Il n’y a pas d’art, il n’y a que des hommes. Appelez-vous art, le métier de peintre, de poète ou de musicien, en tant qu’il consiste à frotter de la toile ou du papier ? Alors il y a un art tant qu’il y a des gens qui frottent du papier et de la toile. Mais si vous entendez par là ce qui préside au travail matériel, ce qui résulte de ce travail ; si en prononçant ce mot d’art, vous voulez donner un nom à cet être qui en a mille : inspiration, méditation, respect pour les règles, culte pour la beauté, rêverie et réalisation ; si vous baptisez ainsi une idée abstraite quelconque, dans ce cas-là, ce que vous appelez art, c’est l’homme.

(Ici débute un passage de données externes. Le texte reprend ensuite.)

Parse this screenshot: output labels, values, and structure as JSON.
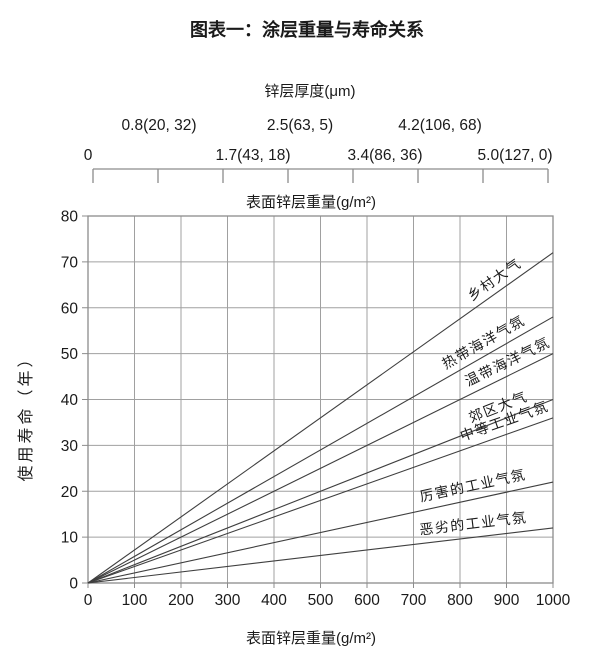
{
  "chart_data": {
    "type": "line",
    "title": "图表一：涂层重量与寿命关系",
    "xlabel": "表面锌层重量(g/m²)",
    "ylabel": "使用寿命（年）",
    "xlim": [
      0,
      1000
    ],
    "ylim": [
      0,
      80
    ],
    "xticks": [
      0,
      100,
      200,
      300,
      400,
      500,
      600,
      700,
      800,
      900,
      1000
    ],
    "yticks": [
      0,
      10,
      20,
      30,
      40,
      50,
      60,
      70,
      80
    ],
    "grid": true,
    "legend_position": "inline-labels-on-lines",
    "series": [
      {
        "name": "乡村大气",
        "x": [
          0,
          1000
        ],
        "y": [
          0,
          72
        ],
        "label_x": 880
      },
      {
        "name": "热带海洋气氛",
        "x": [
          0,
          1000
        ],
        "y": [
          0,
          58
        ],
        "label_x": 856
      },
      {
        "name": "温带海洋气氛",
        "x": [
          0,
          1000
        ],
        "y": [
          0,
          50
        ],
        "label_x": 907
      },
      {
        "name": "郊区大气",
        "x": [
          0,
          1000
        ],
        "y": [
          0,
          40
        ],
        "label_x": 886
      },
      {
        "name": "中等工业气氛",
        "x": [
          0,
          1000
        ],
        "y": [
          0,
          36
        ],
        "label_x": 899
      },
      {
        "name": "厉害的工业气氛",
        "x": [
          0,
          1000
        ],
        "y": [
          0,
          22
        ],
        "label_x": 830
      },
      {
        "name": "恶劣的工业气氛",
        "x": [
          0,
          1000
        ],
        "y": [
          0,
          12
        ],
        "label_x": 830
      }
    ],
    "top_scale": {
      "title": "锌层厚度(μm)",
      "subtitle": "表面锌层重量(g/m²)",
      "tick_count": 8,
      "labels_upper": [
        "0.8(20, 32)",
        "2.5(63, 5)",
        "4.2(106, 68)"
      ],
      "labels_lower": [
        "0",
        "1.7(43, 18)",
        "3.4(86, 36)",
        "5.0(127, 0)"
      ]
    }
  },
  "colors": {
    "series_line": "#3f3f3f",
    "series_label": "#333333",
    "grid": "#a0a0a0",
    "border": "#8c8c8c",
    "scale_line": "#8c8c8c",
    "text": "#1a1a1a"
  }
}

Voilà un sculpteur qui lève sur sa planche sa main pleine d’argile. Où est l’art, je vous prie ? Est-ce un fil de la bonne vierge, qui traverse les airs ? Est-ce le lointain murmure des conseils d’une coterie, des doctrines d’un journal, des souvenirs de l’atelier ? L’art, c’est le sentiment ; et chacun sent à sa manière. Savez-vous où est l’art ? dans la tête de l’homme, dans son cœur, dans sa main, jusqu’au bout de ses ongles.

A moins que vous n’appeliez de ce nom l’esprit d’imitation, la règle seule, l’éternelle momie que la pédanterie embaume ; alors vous pouvez dire en effet que l’art meurt, ou qu’il se ranime. Et qu’on ne s’y trompe pas : dans tous les conseils à la jeunesse, il y a quelque sourde tentation de la faire imiter ; on lui parle d’indépendance, on lui ouvre un grand chemin, et tout doucement on y trace une petite ornière, la plus paternelle possible.

Il y a des gens qui ne font qu’en rire ; moi, j’avoue que cela m’assomme. Je me laisserai volontiers traiter par la critique de telle manière qu’il lui plaira ; mais je ne puis souffrir qu’on me bénisse.

Non-seulement les associations étaient possibles dans les temps religieux, mais elles étaient belles, naturelles, nécessaires. Autrefois le temple des arts était le temple de Dieu même. On n’y entendait que le chant sacré des orgues ; on n’y respirait que l’encens le plus pur ; on n’y voyait que l’image de la Vierge, ou la figure céleste du Sauveur, — et l’exaltation du génie ressemblait à une de ces belles messes italiennes qu’on voit encore à Rome, et qui sont, même aujourd’hui, le plus magnifique des spectacles. Au seuil de ce temple était assis un gardien sévère, le Goût ; il en fermait l’entrée aux profanes, et comme un esclave des temps antiques, il posait la couronne de fleurs sur le front des convives divins dont il avait lavé les pieds.

Une sainte terreur, un frisson religieux devaient alors s’emparer de l’artiste au moment du travail ; Dante devait trembler devant son propre enfer, et Raphaël devait sentir ses genoux fléchir lorsqu’il se mettait à l’ouvrage. Quel beau temps ! quel beau moment ! on ne se frappait pas le front, quand on voulait écrire ; on ne se creusait pas la tête pour inventer quelque chose de nouveau, d’individuel ; on ne remuait pas la lie de son cœur pour en faire sortir une écume livide ; ces tableaux, ces chapelles, ces églises, ces mélodies suaves et plaintives, c’étaient des prières que tout cela. Il n’y avait pas là de fiel humain, pas d’entrailles remuées. Les cantiques de Pergolèse coulaient comme les larmes de ces beaux martyrs mélancoliques, qui mouraient dans l’arène, en regardant le ciel.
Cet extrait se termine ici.